Cases That May Be Removed

The state and federal court systems are separate from one another . In New York, State Supreme Court is a court of general jurisdiction, meaning it can take any kind of case. U.S. District Court is a court of limited jurisdiction, meaning it can take only the kinds of cases that Congress or the Constitution says it can take. Generally, federal trial courts handle only two kinds of cases: Cases that arise under U.S. law and cases where is "diversity of citizenship"; that is, where no plaintiff lives in the same state as any defendant. For determining the state of one's residence, a corporation is a resident of the state where it was incorporated as well as the state in where it has its principal place of business. If there is complete "diversity," the action could have been brought in federal court. A case that could have been brought in federal court is (subject to certain exceptions) a case that may be removed from state court to federal court.

2

The Procedure to Remove a Case to Federal Court

The way it works is that the defendant can, within 30 days of being served with the original papers in the case, file a "Notice of Removal." That document is filed with the federal court, the state court, and the plaintiff's attorney. [The state court and the plaintiff's attorney will also get an additional document that informs them about the Notice of Removal]. The Notice of Removal is filed on behalf of all defendants, provided no defendant lives in the district to which the case is being removed. Upon filing, the Notice of Removal freezes the state court from taking further action on the matter.
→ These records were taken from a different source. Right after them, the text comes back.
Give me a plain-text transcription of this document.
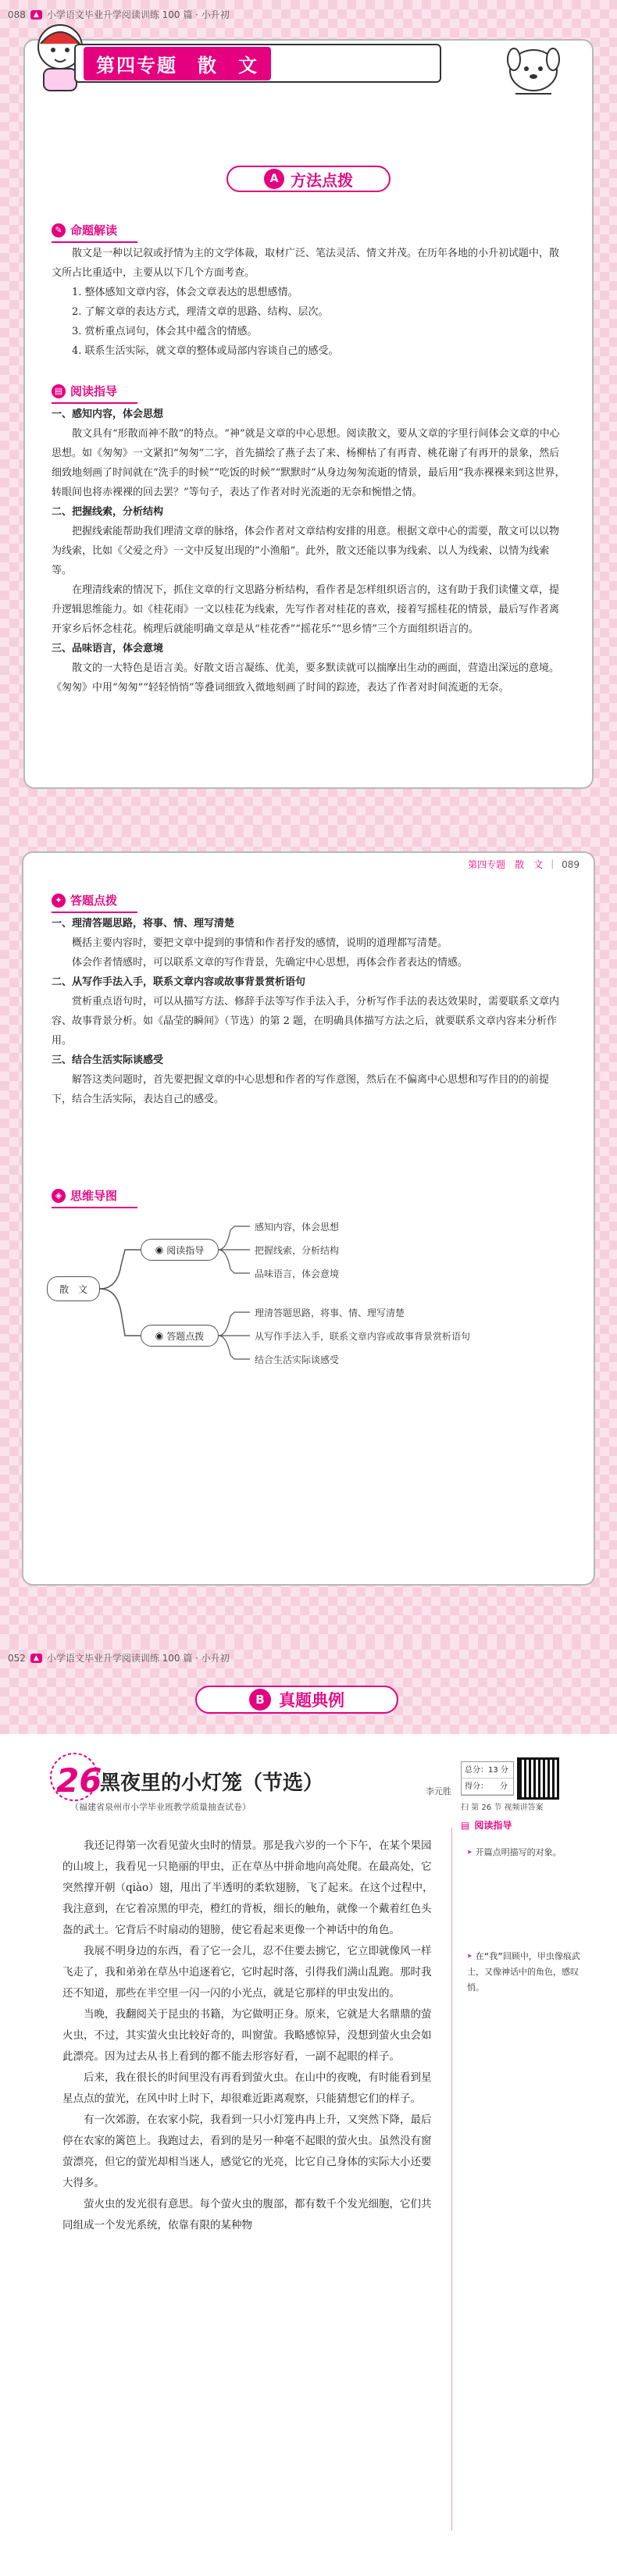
088	▲ 小学语文毕业升学阅读训练 100 篇 · 小升初
第四专题　散　文
A 方法点拨
✎ 命题解读

散文是一种以记叙或抒情为主的文学体裁，取材广泛、笔法灵活、情文并茂。在历年各地的小升初试题中，散文所占比重适中，主要从以下几个方面考查。

1. 整体感知文章内容，体会文章表达的思想感情。
2. 了解文章的表达方式，理清文章的思路、结构、层次。
3. 赏析重点词句，体会其中蕴含的情感。
4. 联系生活实际，就文章的整体或局部内容谈自己的感受。
▤ 阅读指导
一、感知内容，体会思想

散文具有“形散而神不散”的特点。“神”就是文章的中心思想。阅读散文，要从文章的字里行间体会文章的中心思想。如《匆匆》一文紧扣“匆匆”二字，首先描绘了燕子去了来、杨柳枯了有再青、桃花谢了有再开的景象，然后细致地刻画了时间就在“洗手的时候”“吃饭的时候”“默默时”从身边匆匆流逝的情景，最后用“我赤裸裸来到这世界，转眼间也将赤裸裸的回去罢？”等句子，表达了作者对时光流逝的无奈和惋惜之情。

二、把握线索，分析结构

把握线索能帮助我们理清文章的脉络，体会作者对文章结构安排的用意。根据文章中心的需要，散文可以以物为线索，比如《父爱之舟》一文中反复出现的“小渔船”。此外，散文还能以事为线索、以人为线索、以情为线索等。

在理清线索的情况下，抓住文章的行文思路分析结构，看作者是怎样组织语言的，这有助于我们读懂文章，提升逻辑思维能力。如《桂花雨》一文以桂花为线索，先写作者对桂花的喜欢，接着写摇桂花的情景，最后写作者离开家乡后怀念桂花。梳理后就能明确文章是从“桂花香”“摇花乐”“思乡情”三个方面组织语言的。

三、品味语言，体会意境

散文的一大特色是语言美。好散文语言凝练、优美，要多默读就可以揣摩出生动的画面，营造出深远的意境。《匆匆》中用“匆匆”“轻轻悄悄”等叠词细致入微地刻画了时间的踪迹，表达了作者对时间流逝的无奈。

第四专题　散　文 ｜ 089
✦ 答题点拨
一、理清答题思路，将事、情、理写清楚

概括主要内容时，要把文章中提到的事情和作者抒发的感情，说明的道理都写清楚。

体会作者情感时，可以联系文章的写作背景，先确定中心思想，再体会作者表达的情感。

二、从写作手法入手，联系文章内容或故事背景赏析语句

赏析重点语句时，可以从描写方法、修辞手法等写作手法入手，分析写作手法的表达效果时，需要联系文章内容、故事背景分析。如《晶莹的瞬间》（节选）的第 2 题，在明确具体描写方法之后，就要联系文章内容来分析作用。

三、结合生活实际谈感受

解答这类问题时，首先要把握文章的中心思想和作者的写作意图，然后在不偏离中心思想和写作目的的前提下，结合生活实际，表达自己的感受。

◈ 思维导图
散　文
◉ 阅读指导
◉ 答题点拨
感知内容，体会思想
把握线索，分析结构
品味语言，体会意境
理清答题思路，将事、情、理写清楚
从写作手法入手，联系文章内容或故事背景赏析语句
结合生活实际谈感受
052	▲ 小学语文毕业升学阅读训练 100 篇 · 小升初
B 真题典例
26
黑夜里的小灯笼（节选）	李元胜
（福建省泉州市小学毕业班教学质量抽查试卷）
总分：13 分
得分：　　分
扫 第 26 节 视频讲答案
▤ 阅读指导

我还记得第一次看见萤火虫时的情景。那是我六岁的一个下午，在某个果园的山坡上，我看见一只艳丽的甲虫，正在草丛中拼命地向高处爬。在最高处，它突然撑开朝（qiào）翅，甩出了半透明的柔软翅膀，飞了起来。在这个过程中，我注意到，在它着凉黑的甲壳，橙红的背板，细长的触角，就像一个戴着红色头盔的武士。它背后不时扇动的翅膀，使它看起来更像一个神话中的角色。

我展不明身边的东西，看了它一会儿，忍不住要去掳它，它立即就像风一样飞走了，我和弟弟在草丛中追逐着它，它时起时落，引得我们满山乱跑。那时我还不知道，那些在半空里一闪一闪的小光点，就是它那样的甲虫发出的。

当晚，我翻阅关于昆虫的书籍，为它做明正身。原来，它就是大名鼎鼎的萤火虫，不过，其实萤火虫比较好奇的，叫窗萤。我略感惊异，没想到萤火虫会如此漂亮。因为过去从书上看到的都不能去形容好看，一副不起眼的样子。

后来，我在很长的时间里没有再看到萤火虫。在山中的夜晚，有时能看到星星点点的萤光，在风中时上时下，却很难近距离观察，只能猜想它们的样子。

有一次郊游，在农家小院，我看到一只小灯笼冉冉上升，又突然下降，最后停在农家的篱笆上。我跑过去，看到的是另一种毫不起眼的萤火虫。虽然没有窗萤漂亮，但它的萤光却相当迷人，感觉它的光亮，比它自己身体的实际大小还要大得多。

萤火虫的发光很有意思。每个萤火虫的腹部，都有数千个发光细胞，它们共同组成一个发光系统，依靠有限的某种物

➤ 开篇点明描写的对象。
➤ 在“我”回顾中，甲虫像痕武士，又像神话中的角色，感叹悄。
The case is then removed to the particular district in which the state court is located; thus, an action filed in Supreme Court, Kings County can be removed to U.S. District Court for the Eastern District of New York (which is to say, Brooklyn).

3

Specific Statutory Provisions

28 U.S. Code sec. 1441 provides general information about removal. It lets defendants remove a case to the federal court for the district where the action is pending in state court. A civil action based on the Constitution or federal law can be removed without regard to residence of the parties. The notice of removal is filed in federal court in the district and division where the case is pending. The notice must be signed, must state grounds for removal, and must include a copy of all papers served on defendant(s). It must be filed within 30 days after defendant(s) receives a copy of the initial pleading in the matter. If the action is not initially removable, but the complaint is later amended to make it removable, the 30-day period starts upon service of the amended pleading, motion, or other paper from which it may first be ascertained that the case is removable. Certain cases impose, however, a one-year limit from the commencement of the action.

4

What Happens After Removal?

After filing the notice of removal of a civil action, the defendants provide a copy of the notice to the clerk of the state court and all other parties, and the state court may take no further action on the case unless and until the action is remanded to the state court. Quite often, the plaintiff(s) will make a motion to "remand" the case back to state court, claiming in most such cases that there really were no adequate grounds for removal. The decision as to whether to send the case back to state court is made by the federal court.